- A União Europeia enfrenta déficit de até 10 milhões de unidades habitacionais, com muitos países abaixo do ritmo necessário.
- A construção modular, feita em fábrica e montada no local, pode ser 50 a 90% mais rápida e reduzir resíduos e emissões de carbono.
- Suécia lidera o mercado, com cerca de 45% das novas moradias feitas de forma offsite; Alemanha responde por 26% em 2024; Holanda mira 1 milhão de casas até 2031.
- Regulamentação fragmentada entre países é o principal obstáculo à escala, com exigências nacionais distintas para certificação de módulos.
- A União Europeia começou a facilitar a adoção com o Regulamento de Produtos de Construção (CPR) atualizado e Passaportes Digitais de Produtos, mas ainda há barreiras para homologação跨-fronteiras.
A construção modular, fabricada em fábricas e montada no local, surge como possível caminho para enfrentar a crise habitacional na Europa. A União Europeia enfrenta déficit estimado de até 10 milhões de unidades, com várias nações abaixo de metas. A indústria aponta ganhos de velocidade e redução de resíduos.
Especialistas destacam que a produção em cadeia pode acelerar obras em 50 a 90%, pois fábrica e preparação do terreno caminham juntos. A redução de resíduos fica entre 10 e 15 kg por m², contra 25 a 30 kg em métodos tradicionais. Emissões também podem recuar até 45%.
A liderança do setor fica com a Suécia, onde cerca de 45% das moradias novas utilizam métodos offsite. A Alemanha aparece em segundo, com 26% das casas unifamiliares pré-fabricadas em 2024, apoiada por subsídios a habitação climaticamente eficiente. Países baixos investem para chegar a 1 milhão de unidades até 2031.
O que está em jogo
A Holanda amplia o uso de construção modular para acelerar aprovação e design, integrando BIM aos sistemas modulares. Espanha | Portugal emergem como mercados atraentes diante de regulações de zoneamento mais simples e incentivos públicos. Polônia atrai desenvolvedores, especialmente para habitação social, buscando ampliar o parque habitacional.
Barreiras regulatórias e padrões
No nível da UE, a norma CPR exige marcação CE, e as diretrizes de eficiência energética atingem tanto construção modular quanto tradicional. Porém, regras nacionais variam bastante, dificultando a escalabilidade entre países. Alemanha segue padrões DIN, Suécia, regras BBR; França impõe checagens de energia e carbono mais complexas. Irlanda exige licença completa para módulos permanentes, com reformas previstas para facilitar unidades menores.

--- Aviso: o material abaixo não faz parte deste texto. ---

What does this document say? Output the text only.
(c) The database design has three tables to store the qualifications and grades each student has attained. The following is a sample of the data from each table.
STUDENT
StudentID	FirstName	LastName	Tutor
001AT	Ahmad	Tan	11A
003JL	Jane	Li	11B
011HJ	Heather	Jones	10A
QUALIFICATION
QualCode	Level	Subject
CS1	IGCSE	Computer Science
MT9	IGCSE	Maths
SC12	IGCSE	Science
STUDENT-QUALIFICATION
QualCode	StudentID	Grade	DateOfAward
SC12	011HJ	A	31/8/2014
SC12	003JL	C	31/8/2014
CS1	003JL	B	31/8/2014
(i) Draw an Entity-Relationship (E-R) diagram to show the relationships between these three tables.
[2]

Um entrave importante é que módulos certificados em um país nem sempre podem ser usados em outros, gerando a necessidade de certificação separada. A UE começou a avançar com o CPR atualizado (EU 2024/3110) e Passaportes Digitais de Produtos, que facilitam verificação cross-border por código QR ou NFC.
Além das dificuldades técnicas
Desafios funcionais incluem pouca flexibilidade de design após a produção, necessidade de terrenos planos e acesso a gruas, além de custos iniciais altos para montar fábricas sem fluxo de projetos garantidos. A harmonização de Eurocódigos e Avaliações Técnicas Européias para sistemas modulares é defendida por indústria e Comissão Europeia.
Perspectiva e caminho à frente
A construção modular não resolve sozinha a crise habitacional europeia, mas pode acelerar significativamente o abastecimento sem ampliar mão de obra, espaço ou prazos. Suécia mostra potencial quando governo, compras públicas e normas urbanísticas se alinham; a Alemanha segue a mesma trilha.
A pergunta para o futuro europeu é se o poder político acompanhar o ritmo da tecnologia e se a União conseguirá reduzir o mosaico regulatório antes de mais décadas de restrições. Enquanto isso, milhões de famílias continuam enfrentando filas, aluguel alto ou moradias superlotadas.